Aujourd'hui j'ai fait ma première attestation "trans".

Ça m'a fait un peu flipper de savoir que j'étais sur une "liste blanche" de psy safe. Non que je ne veuille pas l'être, mais bonjour la pression, je n'y connais rien au fond, être une gouine militante ne me donne pas des qualités spéciales pour aider des trans. Alors j'ai voulu comprendre, ce que pouvait bien être la dysphorie, connement, tout en sentant que quelque chose clochait dans ma démarche. Et je remercie ce jeune homme de m'avoir donné de son temps hier.

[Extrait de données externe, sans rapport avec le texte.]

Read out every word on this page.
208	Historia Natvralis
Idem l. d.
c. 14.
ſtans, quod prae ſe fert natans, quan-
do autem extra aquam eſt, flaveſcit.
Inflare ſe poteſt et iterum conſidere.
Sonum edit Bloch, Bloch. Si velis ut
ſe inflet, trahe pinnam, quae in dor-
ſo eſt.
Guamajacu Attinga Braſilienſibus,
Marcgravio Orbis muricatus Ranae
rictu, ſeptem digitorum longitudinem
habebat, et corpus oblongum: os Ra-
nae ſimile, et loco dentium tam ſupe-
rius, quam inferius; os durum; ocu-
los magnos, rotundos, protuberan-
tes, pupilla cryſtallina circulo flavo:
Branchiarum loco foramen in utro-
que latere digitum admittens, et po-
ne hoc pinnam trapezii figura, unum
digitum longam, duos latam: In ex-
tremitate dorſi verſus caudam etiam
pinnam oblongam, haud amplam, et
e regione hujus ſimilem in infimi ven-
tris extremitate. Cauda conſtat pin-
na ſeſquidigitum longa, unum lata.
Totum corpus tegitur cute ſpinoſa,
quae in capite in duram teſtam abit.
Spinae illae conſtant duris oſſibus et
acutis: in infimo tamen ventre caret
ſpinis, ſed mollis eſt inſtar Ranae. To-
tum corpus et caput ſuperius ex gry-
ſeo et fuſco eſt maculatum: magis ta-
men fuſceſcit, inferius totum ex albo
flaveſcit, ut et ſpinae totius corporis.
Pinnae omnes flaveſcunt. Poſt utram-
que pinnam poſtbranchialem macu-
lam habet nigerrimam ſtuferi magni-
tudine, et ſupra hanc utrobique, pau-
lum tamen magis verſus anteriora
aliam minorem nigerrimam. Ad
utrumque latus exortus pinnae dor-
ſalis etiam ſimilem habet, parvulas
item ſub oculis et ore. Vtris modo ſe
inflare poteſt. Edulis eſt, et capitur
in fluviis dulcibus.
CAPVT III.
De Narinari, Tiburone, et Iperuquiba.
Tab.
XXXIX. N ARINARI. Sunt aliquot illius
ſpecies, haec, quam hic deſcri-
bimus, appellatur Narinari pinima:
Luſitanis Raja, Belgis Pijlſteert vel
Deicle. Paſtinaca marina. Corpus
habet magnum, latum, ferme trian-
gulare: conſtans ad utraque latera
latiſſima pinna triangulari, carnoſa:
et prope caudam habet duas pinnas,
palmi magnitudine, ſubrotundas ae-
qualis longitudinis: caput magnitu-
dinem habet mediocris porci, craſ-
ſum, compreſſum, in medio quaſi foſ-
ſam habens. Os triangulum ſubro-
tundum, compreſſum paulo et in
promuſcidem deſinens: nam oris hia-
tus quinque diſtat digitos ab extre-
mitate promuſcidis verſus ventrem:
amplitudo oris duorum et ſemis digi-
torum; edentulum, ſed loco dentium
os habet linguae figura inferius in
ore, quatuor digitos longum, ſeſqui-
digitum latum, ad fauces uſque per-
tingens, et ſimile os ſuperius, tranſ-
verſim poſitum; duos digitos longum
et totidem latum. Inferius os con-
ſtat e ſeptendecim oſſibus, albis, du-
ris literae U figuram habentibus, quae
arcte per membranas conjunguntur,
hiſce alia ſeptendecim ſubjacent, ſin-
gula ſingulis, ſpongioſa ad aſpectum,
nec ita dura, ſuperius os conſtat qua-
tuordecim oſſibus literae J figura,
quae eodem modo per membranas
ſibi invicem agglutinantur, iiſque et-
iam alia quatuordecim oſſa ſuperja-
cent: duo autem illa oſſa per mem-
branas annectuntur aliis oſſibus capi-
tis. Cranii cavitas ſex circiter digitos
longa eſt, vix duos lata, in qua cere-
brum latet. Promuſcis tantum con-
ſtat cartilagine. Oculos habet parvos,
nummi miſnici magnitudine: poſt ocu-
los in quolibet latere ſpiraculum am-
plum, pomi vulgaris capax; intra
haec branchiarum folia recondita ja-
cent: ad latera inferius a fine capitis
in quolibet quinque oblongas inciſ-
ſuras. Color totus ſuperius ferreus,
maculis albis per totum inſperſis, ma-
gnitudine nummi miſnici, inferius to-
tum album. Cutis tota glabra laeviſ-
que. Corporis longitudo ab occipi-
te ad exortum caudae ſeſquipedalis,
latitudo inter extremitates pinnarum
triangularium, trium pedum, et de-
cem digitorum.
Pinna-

Je suis repartie avec une petite phrase finalement plus satisfaisante que toute autre explication. "C'est juste moi"

Alors aujourd'hui, quand je suis allée la chercher dans ma salle d'attente, j'ai tendu ma main, fait mon plus beau sourire et je lui ai demandé comment je pouvais l'aider.

Je l'ai vue se tortiller un peu sur la chaise avant de lâcher qu'elle venait pour une attestation pour son changement d'état civil. Cinquième psy. Les quatre autres ont posé des conditions. Alors j'ai dit oui, tout de suite, en lui disant que ça ne m'appartenait pas, que je n'étais pas légitime.

Après, du coup, on a discuté de qui elle était, pour se connaître, pas pour l'attestation, j'essayais de sentir si ce oui d'emblée suffirait à lui permettre d'être ouverte. Et là encore d'un coup, je me suis sentie crade. De quel droit je voudrais qu'elle soit ouverte avec moi? Mes autres patients, ils viennent d'eux-mêmes, pour eux.

Pas elle. Elle elle vient parce qu'on lui demande qu'un psy atteste qu'elle est bien définitivement et irréversiblement elle. Alors j'ai arrêté de vouloir la connaître, et j'ai donné un peu de moi.

Et puis il a fallu rédiger. On a regardé sur internet pour savoir ce qu'il fallait. J'ai eu la nausée tous les trois mots, et je lui ai dit. J'ai gambergé pour choisir chaque mot, chaque tournure, pour diminuer la charge transphobe par essence de mes mots. J'ai pris conscience que pour l'aider il me fallait donc être complice du système oppresseur.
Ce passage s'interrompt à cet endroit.